Menghadapi Wali Murid

Pengalaman lain yang cukup berkesan adalah berinteraksi dengan wali murid, terutama para ibu. Terkadang saya merasa mereka lebih banyak bicara dan sukar dibantah daripada anak-anaknya.

Kalau menghadapi anak-anak, diberitahu satu atau dua kali akan langsung menurut karena mereka punya rasa takut terhadap guru. Tetapi, para ibu umurnya lebih tua dan lebih berpengalaman dalam mengurus anak dibandingkan saya. Berbicara dengan mereka tidak semudah berbicara dengan anak-anak.

Yang membuat saya repot adalah dering grup WhatsApp dari grup wali murid yang tidak kenal waktu, entah subuh, pagi, siang, sore, dan malam. Ponsel saya selalu berbunyi karena pesan singkat dari kebanyakan para ibu yang menanyakan tugas dan pekerjaan rumah (PR) anak-anak mereka.
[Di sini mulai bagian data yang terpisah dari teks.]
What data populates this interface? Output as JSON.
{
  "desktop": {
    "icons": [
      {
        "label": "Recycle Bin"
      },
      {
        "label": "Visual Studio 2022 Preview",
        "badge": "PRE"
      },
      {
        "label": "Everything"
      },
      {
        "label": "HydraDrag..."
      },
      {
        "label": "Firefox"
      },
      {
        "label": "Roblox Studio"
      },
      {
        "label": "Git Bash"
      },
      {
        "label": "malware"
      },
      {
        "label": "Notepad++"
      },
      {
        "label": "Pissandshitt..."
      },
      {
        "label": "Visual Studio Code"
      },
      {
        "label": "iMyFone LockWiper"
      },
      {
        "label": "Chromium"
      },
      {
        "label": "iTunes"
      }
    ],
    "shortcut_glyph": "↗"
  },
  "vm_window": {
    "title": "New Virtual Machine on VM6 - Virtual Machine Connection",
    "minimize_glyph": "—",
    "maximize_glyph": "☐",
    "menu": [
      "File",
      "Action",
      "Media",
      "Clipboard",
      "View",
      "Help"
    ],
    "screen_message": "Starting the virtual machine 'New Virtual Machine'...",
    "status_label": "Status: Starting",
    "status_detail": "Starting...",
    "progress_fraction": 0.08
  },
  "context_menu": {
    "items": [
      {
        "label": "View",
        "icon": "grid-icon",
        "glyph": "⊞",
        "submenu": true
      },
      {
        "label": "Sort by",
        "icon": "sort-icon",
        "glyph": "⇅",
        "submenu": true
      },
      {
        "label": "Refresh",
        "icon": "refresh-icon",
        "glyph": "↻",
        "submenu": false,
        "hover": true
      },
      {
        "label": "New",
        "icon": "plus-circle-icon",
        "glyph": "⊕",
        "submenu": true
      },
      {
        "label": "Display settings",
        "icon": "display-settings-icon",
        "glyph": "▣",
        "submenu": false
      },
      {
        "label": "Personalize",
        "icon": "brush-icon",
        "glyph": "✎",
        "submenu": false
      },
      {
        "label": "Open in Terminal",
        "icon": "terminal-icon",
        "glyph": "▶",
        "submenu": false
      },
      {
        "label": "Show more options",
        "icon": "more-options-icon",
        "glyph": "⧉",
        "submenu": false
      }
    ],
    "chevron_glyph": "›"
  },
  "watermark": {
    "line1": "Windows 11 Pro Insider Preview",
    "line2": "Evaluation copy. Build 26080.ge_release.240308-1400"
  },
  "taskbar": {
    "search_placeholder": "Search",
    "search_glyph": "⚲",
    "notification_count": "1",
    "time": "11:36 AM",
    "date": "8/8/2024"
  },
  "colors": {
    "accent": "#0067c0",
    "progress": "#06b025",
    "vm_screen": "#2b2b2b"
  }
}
Di sisi lain, saya juga senang karena wali murid ternyata turut memperhatikan pembelajaran anak-anak mereka dan tidak sepenuhnya melepas pendidikan anak kepada guru sekolah.

 

* Catatan ini ditulis oleh GWA, guru SD di Provinsi Jawa Tengah.

** Semua tulisan yang dipublikasikan dalam Catatan Perjalanan Guru merupakan pandangan penulis, telah melalui proses penyuntingan untuk keperluan penulisan populer, dan tidak mewakili pandangan Program RISE di Indonesia ataupun penyandang dana RISE.